I have a piece of signal processing code that I've been working on for the past 2 years or so whenever I have some downtime. It works pretty well, and I've been slowly optimizing it, more as a way to teach myself optimization techniques than because it really needs it.

My most recent optimization was to try to parallelize parts of it using OpenMP, and it went quite well, with one exception that I have no idea how to debug. I'll describe the problem as best I can. I know the following is a bit vague and I'm not expecting anyone to solve it for me, what I am hoping for is suggestions about general ways to approach this type of debugging problem.
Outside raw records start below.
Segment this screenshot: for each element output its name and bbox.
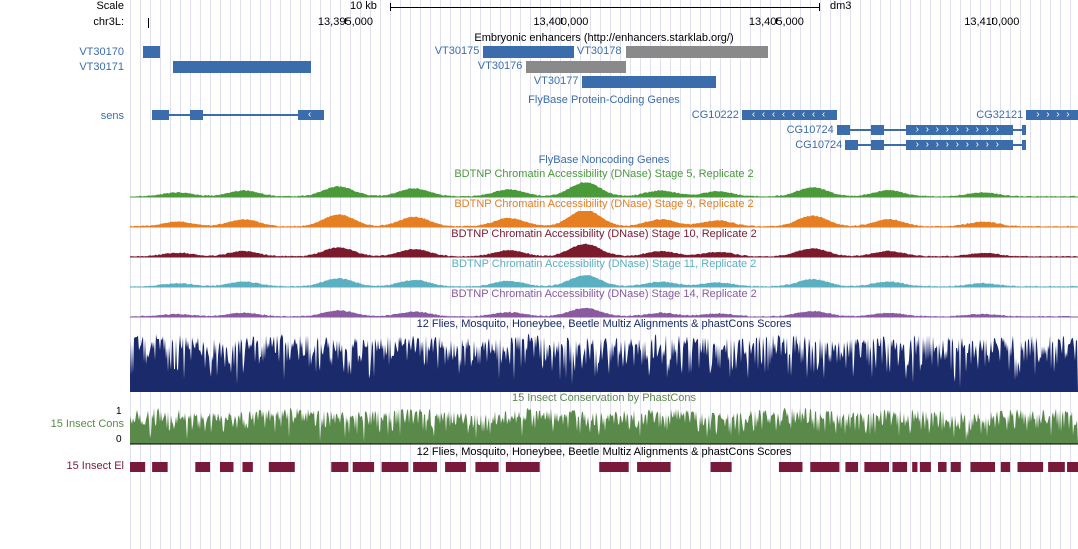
gene-exon-CG10724[interactable]	[845, 140, 858, 150]
ruler-tick-label: 13,395,000	[318, 16, 373, 28]
axis-min: 0	[116, 434, 122, 445]
enhancer-label-VT30175: VT30175	[435, 45, 484, 57]
scale-label: Scale	[0, 0, 128, 12]
enhancer-VT30171[interactable]	[173, 61, 311, 73]
multiz-track	[130, 332, 1078, 392]
enhancer-label-VT30177: VT30177	[534, 75, 583, 87]
enhancer-label-VT30178: VT30178	[577, 45, 626, 57]
enhancers-track[interactable]: VT30175 VT30178 VT30176 VT30177	[130, 46, 1078, 94]
scale-bar	[390, 7, 820, 8]
ruler-tick-label: 13,410,000	[964, 16, 1019, 28]
gene-exon-CG32121[interactable]	[1026, 110, 1078, 120]
gene-exon-CG10724[interactable]	[1022, 140, 1026, 150]
scale-text: 10 kb	[350, 0, 377, 12]
dnase-title-1: BDTNP Chromatin Accessibility (DNase) St…	[454, 198, 753, 210]
gene-exon-CG10724[interactable]	[837, 125, 850, 135]
coding-track-title: FlyBase Protein-Coding Genes	[528, 94, 680, 106]
enhancers-track-title: Embryonic enhancers (http://enhancers.st…	[474, 32, 733, 44]
ruler-tick-label: 13,400,000	[533, 16, 588, 28]
gene-label-CG10724: CG10724	[795, 139, 842, 151]
enhancer-VT30170[interactable]	[143, 46, 160, 58]
gene-label-CG10724: CG10724	[787, 124, 834, 136]
phastcons-track	[130, 406, 1078, 446]
dnase-title-0: BDTNP Chromatin Accessibility (DNase) St…	[454, 168, 753, 180]
position-ruler: 13,395,000 13,400,000 13,405,000 13,410,000	[130, 16, 1078, 32]
ruler-tick-label: 13,405,000	[749, 16, 804, 28]
dnase-title-4: BDTNP Chromatin Accessibility (DNase) St…	[451, 288, 756, 300]
dnase-title-2: BDTNP Chromatin Accessibility (DNase) St…	[451, 228, 756, 240]
multiz2-track-title: 12 Flies, Mosquito, Honeybee, Beetle Mul…	[417, 446, 792, 458]
gene-exon-CG10724[interactable]	[871, 140, 884, 150]
dnase-track-3	[130, 270, 1078, 288]
gene-exon-CG10724[interactable]	[871, 125, 884, 135]
el-side-label: 15 Insect El	[0, 460, 128, 472]
enhancer-VT30175[interactable]	[483, 46, 573, 58]
gene-exon-sens[interactable]	[152, 110, 169, 120]
dnase-track-1	[130, 210, 1078, 228]
enhancer-label-VT30176: VT30176	[478, 60, 527, 72]
chrom-label: chr3L:	[0, 16, 128, 28]
dnase-track-0	[130, 180, 1078, 198]
multiz-track-title: 12 Flies, Mosquito, Honeybee, Beetle Mul…	[417, 318, 792, 330]
enhancer-VT30178[interactable]	[626, 46, 768, 58]
cons-side-label: 15 Insect Cons	[0, 418, 128, 430]
enhancer-VT30177[interactable]	[582, 76, 716, 88]
noncoding-track-title: FlyBase Noncoding Genes	[539, 154, 670, 166]
axis-max: 1	[116, 406, 122, 417]
gene-label-CG32121: CG32121	[976, 109, 1023, 121]
dnase-track-4	[130, 300, 1078, 318]
gene-exon-CG10724[interactable]	[1022, 125, 1026, 135]
phastcons-track-title: 15 Insect Conservation by PhastCons	[512, 392, 696, 404]
gene-exon-sens[interactable]	[190, 110, 203, 120]
enhancer-VT30176[interactable]	[526, 61, 625, 73]
dnase-title-3: BDTNP Chromatin Accessibility (DNase) St…	[452, 258, 757, 270]
gene-label-CG10222: CG10222	[692, 109, 739, 121]
elements-track	[130, 460, 1078, 474]
assembly-label: dm3	[830, 0, 851, 12]
dnase-track-2	[130, 240, 1078, 258]
genes-track[interactable]: ‹‹‹‹‹‹‹‹‹CG10222››››CG32121›››››››››CG10…	[130, 108, 1078, 154]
Part of my project uses another code library (lmfit-6.1) which I found online under an open source license and tweaked slightly to get it to work with my own code. When I run the parallelized version, everything works well and gives the same result as the serial version, except when I include calls to this library. If the library code is called, then the outcome depends (very slightly) on the number of threads used (about 1 in 3000 signals are affected), and the parallel version forced to run on 1 thread gives slightly different results from the serial version.

Here's why this is tricky: all of the results are valid. When a signal is analyzed, there are about 10 reasons the program can fail to analyze it, each with its own error code. The differences I am seeing are just in the reason that a handful of signals fail to be analyzed - instead of error 1 I get error 2 - but all of the outputs are perfectly valid.

Here are my observations so far. Again, I don't expect anyone to actually be able to solve this with the information presented, I am just hoping that my describing some of the patterns I am seeing in the behavior that someone with more experience than me will be able to suggest a common newby parallelization error that would explain it.


1. The main() function makes exactly 1 call to this nonlinear fitting library. If I set the program up so that this library does not get used, then all the problems go away. However, enclosing calls to the library in a critical region does not fix the issue. This leads me to believe that I have parallelized correctly the rest of the code, and that the offending portion is isolated to the nonlinear fitting library and my wrapper functions that use it.

2. The issue appears to be deterministic (for a given number of threads, I get the same outcome every time). This suggests to me that it's not memory trashing between threads, since I would not expect that to be deterministic between runs, though I know it doesn't conclusively rule it out.

3. This library is called inside a parallel region, and all of its arguments are either private or shared read only.

4. The library uses a handful of global variables, which are all just read only config parameters and should cause no issues having multiple threads access them. Between 3. and 4. I am unable to find any place in the code where there could be cross-contamination between threads.

Taken together, it seems that there is a cross-talk problem which occurs in some tiny proportion of loop iterations, in such a way as to be deterministic. Because the output is still technically valid (just different) in every case it’s extremely difficult to track down what could be causing it. If anyone has general advice for how to approach a problem of this nature it would be appreciated. I realize this is a pretty vague question and I don't have anything resembling a MWE, but without even knowing where to start looking for the bug I wouldn't know how to put one together.
If anyone is curious, the project is here, and the nonlinear fitting library in question is lmmin_int64.c.